Managing expectations between a Brotherly Love search engine optimization practitioner and a company that hires him is as challenging today as when the SEO industry was in its nascent stages. Signals affecting search ranking are even more complex today than ever, client expectations are often more demanding, and many independent SEOs manipulate realities, using the complexities to obfuscate whether tactics they employ are useful. Every week I meet someone that claims to be a Philadelphia SEO consultant and tells me there is a direct correlation between social media signals and search ranking. Wrong in 2018, and was never the case.
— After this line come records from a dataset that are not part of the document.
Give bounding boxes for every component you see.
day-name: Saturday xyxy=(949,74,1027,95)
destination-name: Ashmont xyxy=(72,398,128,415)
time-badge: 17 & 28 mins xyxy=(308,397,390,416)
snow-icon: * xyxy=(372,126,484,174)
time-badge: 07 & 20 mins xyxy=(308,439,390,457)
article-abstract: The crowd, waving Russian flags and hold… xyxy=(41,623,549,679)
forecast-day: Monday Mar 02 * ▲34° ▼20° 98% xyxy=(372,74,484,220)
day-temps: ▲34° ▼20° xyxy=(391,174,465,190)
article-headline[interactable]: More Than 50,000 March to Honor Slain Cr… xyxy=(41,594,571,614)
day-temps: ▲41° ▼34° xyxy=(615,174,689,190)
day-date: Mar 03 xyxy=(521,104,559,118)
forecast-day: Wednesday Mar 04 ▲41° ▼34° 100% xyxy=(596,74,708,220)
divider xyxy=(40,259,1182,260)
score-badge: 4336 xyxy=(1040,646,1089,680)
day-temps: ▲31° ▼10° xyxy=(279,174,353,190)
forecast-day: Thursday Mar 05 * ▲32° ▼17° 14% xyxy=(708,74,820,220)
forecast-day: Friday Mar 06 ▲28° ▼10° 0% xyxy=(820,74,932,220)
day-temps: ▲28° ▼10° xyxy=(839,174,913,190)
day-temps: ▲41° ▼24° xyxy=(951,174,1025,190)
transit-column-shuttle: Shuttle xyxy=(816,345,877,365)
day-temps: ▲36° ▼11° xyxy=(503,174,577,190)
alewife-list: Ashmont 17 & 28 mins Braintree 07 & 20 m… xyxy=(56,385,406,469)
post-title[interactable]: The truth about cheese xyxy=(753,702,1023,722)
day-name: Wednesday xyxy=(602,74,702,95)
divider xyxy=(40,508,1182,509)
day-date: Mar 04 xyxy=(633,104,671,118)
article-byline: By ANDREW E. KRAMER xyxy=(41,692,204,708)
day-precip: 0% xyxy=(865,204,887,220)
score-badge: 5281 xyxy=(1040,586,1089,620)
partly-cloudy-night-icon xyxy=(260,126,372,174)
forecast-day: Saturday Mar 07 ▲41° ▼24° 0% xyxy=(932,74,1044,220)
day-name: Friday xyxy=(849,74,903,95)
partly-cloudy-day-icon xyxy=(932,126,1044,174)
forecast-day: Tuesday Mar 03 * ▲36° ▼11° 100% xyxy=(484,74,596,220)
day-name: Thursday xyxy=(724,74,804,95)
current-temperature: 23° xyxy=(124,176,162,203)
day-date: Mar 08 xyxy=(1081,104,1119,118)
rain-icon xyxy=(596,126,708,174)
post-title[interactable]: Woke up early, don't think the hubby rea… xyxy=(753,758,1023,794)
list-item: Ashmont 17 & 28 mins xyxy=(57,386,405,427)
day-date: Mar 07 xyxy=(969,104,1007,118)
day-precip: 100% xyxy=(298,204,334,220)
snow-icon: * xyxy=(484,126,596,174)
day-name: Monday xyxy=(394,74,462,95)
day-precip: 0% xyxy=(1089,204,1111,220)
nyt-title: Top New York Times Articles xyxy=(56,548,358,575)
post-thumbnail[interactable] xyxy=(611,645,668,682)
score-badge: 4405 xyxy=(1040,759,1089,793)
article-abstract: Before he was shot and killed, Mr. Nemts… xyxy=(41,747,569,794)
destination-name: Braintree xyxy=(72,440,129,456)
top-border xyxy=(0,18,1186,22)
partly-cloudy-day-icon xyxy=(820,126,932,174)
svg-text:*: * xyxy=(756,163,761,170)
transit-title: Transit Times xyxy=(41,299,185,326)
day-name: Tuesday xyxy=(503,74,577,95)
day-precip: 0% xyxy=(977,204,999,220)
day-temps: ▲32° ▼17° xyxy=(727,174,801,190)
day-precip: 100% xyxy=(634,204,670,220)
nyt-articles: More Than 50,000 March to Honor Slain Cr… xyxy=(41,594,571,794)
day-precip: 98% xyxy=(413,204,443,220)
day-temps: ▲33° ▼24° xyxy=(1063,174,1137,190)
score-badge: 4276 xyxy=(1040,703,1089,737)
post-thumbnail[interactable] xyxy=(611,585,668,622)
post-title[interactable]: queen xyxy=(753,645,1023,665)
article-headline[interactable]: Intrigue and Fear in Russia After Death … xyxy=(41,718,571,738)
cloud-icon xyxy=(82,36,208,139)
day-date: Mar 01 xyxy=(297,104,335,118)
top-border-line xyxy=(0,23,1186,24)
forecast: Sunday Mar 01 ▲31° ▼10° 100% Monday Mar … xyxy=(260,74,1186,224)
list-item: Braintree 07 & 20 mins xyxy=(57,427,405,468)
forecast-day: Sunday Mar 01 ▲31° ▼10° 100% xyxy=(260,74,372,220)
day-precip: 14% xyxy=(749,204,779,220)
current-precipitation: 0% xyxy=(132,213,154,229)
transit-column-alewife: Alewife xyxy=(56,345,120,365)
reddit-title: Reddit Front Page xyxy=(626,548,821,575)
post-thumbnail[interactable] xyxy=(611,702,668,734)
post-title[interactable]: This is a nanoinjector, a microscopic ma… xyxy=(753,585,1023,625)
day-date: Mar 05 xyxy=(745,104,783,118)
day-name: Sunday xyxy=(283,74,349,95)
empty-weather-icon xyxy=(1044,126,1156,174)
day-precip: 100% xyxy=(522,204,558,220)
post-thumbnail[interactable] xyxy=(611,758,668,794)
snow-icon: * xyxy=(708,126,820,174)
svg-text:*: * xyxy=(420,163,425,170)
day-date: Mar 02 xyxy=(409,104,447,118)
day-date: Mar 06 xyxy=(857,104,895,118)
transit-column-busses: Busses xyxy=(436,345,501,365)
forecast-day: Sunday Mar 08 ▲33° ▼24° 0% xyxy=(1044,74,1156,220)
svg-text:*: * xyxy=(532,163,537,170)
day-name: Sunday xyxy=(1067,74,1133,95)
This week I was at an event at Table 31, at the bottom of the monolithic digital God of Philly, the Comcast building. Social media is part of a larger “content marketing” strategy. Links on Twitter, Linkedin, Facebook, and Google Plus have little to no value in bolstering the link juice/power that helps a website rank. Yes, Google will follow the links and they may help a webpage get ranked faster, but they don’t affect how high a page is ranked. Google plus shares and links result in more results but ONLY to the circlers and followers of the individual or brand that made the post.
The complexity of work done by SEO consultants makes prospective clients look for guarantees that are unrealistic. Two weeks ago at the Hard Rock café, Philadelphia I met the owner of a very successful test preparation business that would see a huge benefit from SEO work. We had a long discussion about a “pay per performance” model to pay for Internet marketing work.
I think the best analogy I made for him relates to how this kind of guarantee would work with a PR firm: Are they paid based on the quality and quality of news stories they are able to generate? Absolutely not. To do so would be to take on all the risk of a client’s marketing campaign. Agencies have enough risks in the way they operate. Results from PR campaigns are unpredictable. The bottom line is if a PR firm or SEO practitioner’s results are viewed over time, their base-line success should show measurable results.